Investing

5 Stocks With Attractive Dividend Yields in Canada

Fintel research highlights five Canadian stocks whose dividends may offer what today’s investor seeks.

The dividend score combines a stock’s dividend yield and growth rate to generate a score of up to 100, based on its ranking against screened peers.

Canadian Energy and Mining stocks have predominantly dominated the leaderboard as they have benefitted from rising commodity prices.

Disposable paper product manufacturer Westbond Enterprises (CA:WBE) with a score of 88.52 ranks as the 5th best Canadian dividend rated stock. Westbond pays a current dividend yield of 5.88%.

This microcap company is valued at only CAD$12.14 million by market capitalization after losing more than two thirds of its value as the share price cooled after booming during the pandemic over 2021.

The company has generated a net profit for every quarter over the last two years. At its most recent result for the June quarter, the microcap reported CAD$415K in net profits compared to CAD$70K in the prior year.

Canadian oil and gas royalty company, Freehold Royalties (CA:FRU) ranks in fourth place with a score of 89.98. The royalty company pays an annual dividend yield of 7.35% and has grown dividends over the past few years.

Freehold pays dividends from a high-netback portfolio of mineral titles and royalties on oil and gas properties across North America.

On a two year view, the royalty stock has grown giviends by 5.00%, while on a three year view, the dividends have grown by 0.71%. The share price has also posted a significant recovery over this period with the market capitalisation growing to CAD$2.22 billion currently.

FRU is widely covered by analysts in the street that have an average ‘overweight’ recommendation and $20.30 target on the security.

Tanzanian natural gas supplier, Orca Exploration Group (CA:ORK.B) ranks as the third highest scoring dividend stock at 90.72. The natural gas producer pays a healthy 8% dividend yield and has benefitted from rising commodity prices.

The company has grown dividends by 0.67% over the past two years, however the rate has not changed since mid-2021. The stock’s yield has risen due to the weakening share price. The stock has fallen about 20% since the beginning of 2021.

Orca reported second quarter earnings in August and grew revenue by 39% over the year to CAD$28.2 million. Additionally the company generated CAD$6.6 million in positive net income.

Institution Canaccord Genuity covers the stock with a ‘buy’ rating and $8.60 price target.

Canadian minerals giant Lundin Mining Corp (CA:LUN) ranks in second spot, closely behind the leader with a score of 92.61. The diversified miner currently has a dividend yield of 6.67% and has grown dividends by about 2% over the last two years.

The stock’s dividend yield has dropped significantly in the last two months with the share price more than halving.

The miners Ojos del Salado operations in Chile has been undergoing investigations by the country’s National Service of Geology and Mining to analyse geological data after reporting the formation of a sinkhole near the Alcaparrosa mine.

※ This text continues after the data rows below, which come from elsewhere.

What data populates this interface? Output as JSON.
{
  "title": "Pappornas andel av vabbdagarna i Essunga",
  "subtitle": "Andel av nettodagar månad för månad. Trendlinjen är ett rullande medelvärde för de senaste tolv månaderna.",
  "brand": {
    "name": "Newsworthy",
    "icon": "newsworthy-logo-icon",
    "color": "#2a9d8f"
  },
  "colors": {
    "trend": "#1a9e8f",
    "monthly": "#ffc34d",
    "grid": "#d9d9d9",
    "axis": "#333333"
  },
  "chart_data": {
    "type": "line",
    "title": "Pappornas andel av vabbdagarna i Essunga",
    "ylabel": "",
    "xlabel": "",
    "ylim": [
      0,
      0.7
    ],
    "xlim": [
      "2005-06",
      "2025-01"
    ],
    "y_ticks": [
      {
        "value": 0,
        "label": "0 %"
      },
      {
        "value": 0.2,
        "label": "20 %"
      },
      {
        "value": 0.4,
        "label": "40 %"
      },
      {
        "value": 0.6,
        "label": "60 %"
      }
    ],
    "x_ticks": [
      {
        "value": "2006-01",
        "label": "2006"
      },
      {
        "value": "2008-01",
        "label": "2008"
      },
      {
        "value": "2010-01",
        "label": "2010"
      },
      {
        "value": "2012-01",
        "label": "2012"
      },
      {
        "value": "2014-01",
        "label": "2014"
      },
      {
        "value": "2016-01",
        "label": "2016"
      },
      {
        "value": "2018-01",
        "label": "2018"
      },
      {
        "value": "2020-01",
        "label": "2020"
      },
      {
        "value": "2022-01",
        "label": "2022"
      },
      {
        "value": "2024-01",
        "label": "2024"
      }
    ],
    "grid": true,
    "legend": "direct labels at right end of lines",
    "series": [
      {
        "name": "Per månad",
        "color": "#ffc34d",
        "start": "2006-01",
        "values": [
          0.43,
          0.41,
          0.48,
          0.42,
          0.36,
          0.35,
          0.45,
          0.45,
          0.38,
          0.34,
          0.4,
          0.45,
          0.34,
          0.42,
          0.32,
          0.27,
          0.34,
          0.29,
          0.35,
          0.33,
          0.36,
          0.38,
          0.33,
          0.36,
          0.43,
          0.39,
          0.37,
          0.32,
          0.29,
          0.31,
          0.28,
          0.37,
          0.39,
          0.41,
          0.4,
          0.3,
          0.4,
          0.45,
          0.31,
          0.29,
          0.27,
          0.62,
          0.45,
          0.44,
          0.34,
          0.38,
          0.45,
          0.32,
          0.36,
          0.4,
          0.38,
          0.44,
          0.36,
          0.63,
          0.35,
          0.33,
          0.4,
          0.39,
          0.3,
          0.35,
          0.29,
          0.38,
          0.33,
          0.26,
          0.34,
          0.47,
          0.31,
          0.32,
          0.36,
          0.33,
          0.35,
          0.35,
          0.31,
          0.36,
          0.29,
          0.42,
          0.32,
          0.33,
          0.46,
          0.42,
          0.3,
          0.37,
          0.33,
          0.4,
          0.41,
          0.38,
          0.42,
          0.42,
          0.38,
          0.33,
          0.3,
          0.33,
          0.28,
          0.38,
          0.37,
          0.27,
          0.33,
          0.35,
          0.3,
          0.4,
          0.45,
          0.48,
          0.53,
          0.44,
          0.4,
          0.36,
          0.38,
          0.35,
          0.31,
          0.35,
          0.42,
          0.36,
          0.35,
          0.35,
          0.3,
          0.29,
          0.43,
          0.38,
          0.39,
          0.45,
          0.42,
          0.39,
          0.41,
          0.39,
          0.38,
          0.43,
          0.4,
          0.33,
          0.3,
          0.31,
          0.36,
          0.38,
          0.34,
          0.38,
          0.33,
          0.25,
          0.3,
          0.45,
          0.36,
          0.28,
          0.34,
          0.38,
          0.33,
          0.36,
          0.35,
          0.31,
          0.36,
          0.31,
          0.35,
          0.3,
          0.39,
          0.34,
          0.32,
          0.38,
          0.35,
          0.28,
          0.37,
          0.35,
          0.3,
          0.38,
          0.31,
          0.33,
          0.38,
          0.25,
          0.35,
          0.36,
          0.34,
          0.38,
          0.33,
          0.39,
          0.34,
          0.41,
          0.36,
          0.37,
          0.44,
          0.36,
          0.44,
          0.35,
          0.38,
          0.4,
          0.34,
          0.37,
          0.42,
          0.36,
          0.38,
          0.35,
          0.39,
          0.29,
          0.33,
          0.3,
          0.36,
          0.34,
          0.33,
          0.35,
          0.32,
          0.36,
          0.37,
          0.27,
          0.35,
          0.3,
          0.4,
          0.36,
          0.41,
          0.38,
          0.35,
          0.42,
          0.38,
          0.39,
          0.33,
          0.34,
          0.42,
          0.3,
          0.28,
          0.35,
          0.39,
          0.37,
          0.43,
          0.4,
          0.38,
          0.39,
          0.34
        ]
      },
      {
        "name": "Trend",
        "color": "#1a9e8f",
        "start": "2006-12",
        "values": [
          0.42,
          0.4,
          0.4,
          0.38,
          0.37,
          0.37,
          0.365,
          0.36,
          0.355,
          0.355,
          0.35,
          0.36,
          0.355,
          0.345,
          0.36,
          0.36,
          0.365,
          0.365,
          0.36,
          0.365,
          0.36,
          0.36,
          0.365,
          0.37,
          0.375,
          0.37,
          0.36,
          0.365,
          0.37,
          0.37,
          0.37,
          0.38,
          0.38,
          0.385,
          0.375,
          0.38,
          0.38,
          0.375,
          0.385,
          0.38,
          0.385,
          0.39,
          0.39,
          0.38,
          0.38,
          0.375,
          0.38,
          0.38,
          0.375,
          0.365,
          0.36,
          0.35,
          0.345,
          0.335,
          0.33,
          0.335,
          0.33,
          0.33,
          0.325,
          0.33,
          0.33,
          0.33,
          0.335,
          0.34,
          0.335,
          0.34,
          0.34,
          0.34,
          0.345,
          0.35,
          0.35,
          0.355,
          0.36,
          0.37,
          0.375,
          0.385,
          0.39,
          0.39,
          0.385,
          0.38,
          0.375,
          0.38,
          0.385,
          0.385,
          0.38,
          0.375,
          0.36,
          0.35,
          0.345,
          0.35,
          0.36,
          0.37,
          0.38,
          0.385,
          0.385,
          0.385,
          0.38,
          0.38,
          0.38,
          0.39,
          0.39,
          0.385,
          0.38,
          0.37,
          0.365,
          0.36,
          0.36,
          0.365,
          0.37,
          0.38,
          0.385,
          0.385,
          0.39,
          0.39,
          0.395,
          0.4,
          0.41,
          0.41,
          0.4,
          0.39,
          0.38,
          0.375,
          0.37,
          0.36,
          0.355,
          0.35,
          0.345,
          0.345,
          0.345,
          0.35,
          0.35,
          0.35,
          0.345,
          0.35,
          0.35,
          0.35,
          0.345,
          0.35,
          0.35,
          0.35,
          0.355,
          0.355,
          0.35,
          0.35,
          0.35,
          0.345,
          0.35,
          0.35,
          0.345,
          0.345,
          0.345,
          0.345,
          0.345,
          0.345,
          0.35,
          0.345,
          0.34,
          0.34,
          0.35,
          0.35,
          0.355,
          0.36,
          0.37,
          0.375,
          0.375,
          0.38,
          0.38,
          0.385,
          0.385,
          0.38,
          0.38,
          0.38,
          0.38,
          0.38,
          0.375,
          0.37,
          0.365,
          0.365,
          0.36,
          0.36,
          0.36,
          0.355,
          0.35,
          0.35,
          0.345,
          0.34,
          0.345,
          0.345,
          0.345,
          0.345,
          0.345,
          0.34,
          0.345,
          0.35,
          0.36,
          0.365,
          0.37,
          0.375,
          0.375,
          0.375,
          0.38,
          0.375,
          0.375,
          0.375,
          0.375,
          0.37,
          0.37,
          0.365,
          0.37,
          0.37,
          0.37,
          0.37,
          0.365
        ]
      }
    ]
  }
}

The investigation and uncertainty continues to weigh on the stock.

Lundin is widely covered by the street and has an average ‘overweight’ rating and $10.20 price target. The rating stance is made up by one third of analysts having buy calls while two thirds of the market are neutral.

Oil and gas company Cardinal Energy (CA:CJ) is the leader of the Canadian dividend leaderboard with a score of 93.98. Cardinal began paying dividends in May of 2022 after hiatus since November 2020.

Last week, the company announced that it would be increasing the monthly  dividend for the fourth quarter from 5 cents to 6 cents. The increased rate, if sustained will result in 72 cents per share being paid with an annual dividend yield of 9.2% per anum based on the last closing share price of $7.79.

In addition to this announcement, the company’s management highlighted that they expect to be debt free by the end of 2022. Which will significantly de-risk the business. It is forecasted that net debt will fall below CAD$50 million i

Cardinal has a consensus ‘overweight’ rating and $10.90 price target.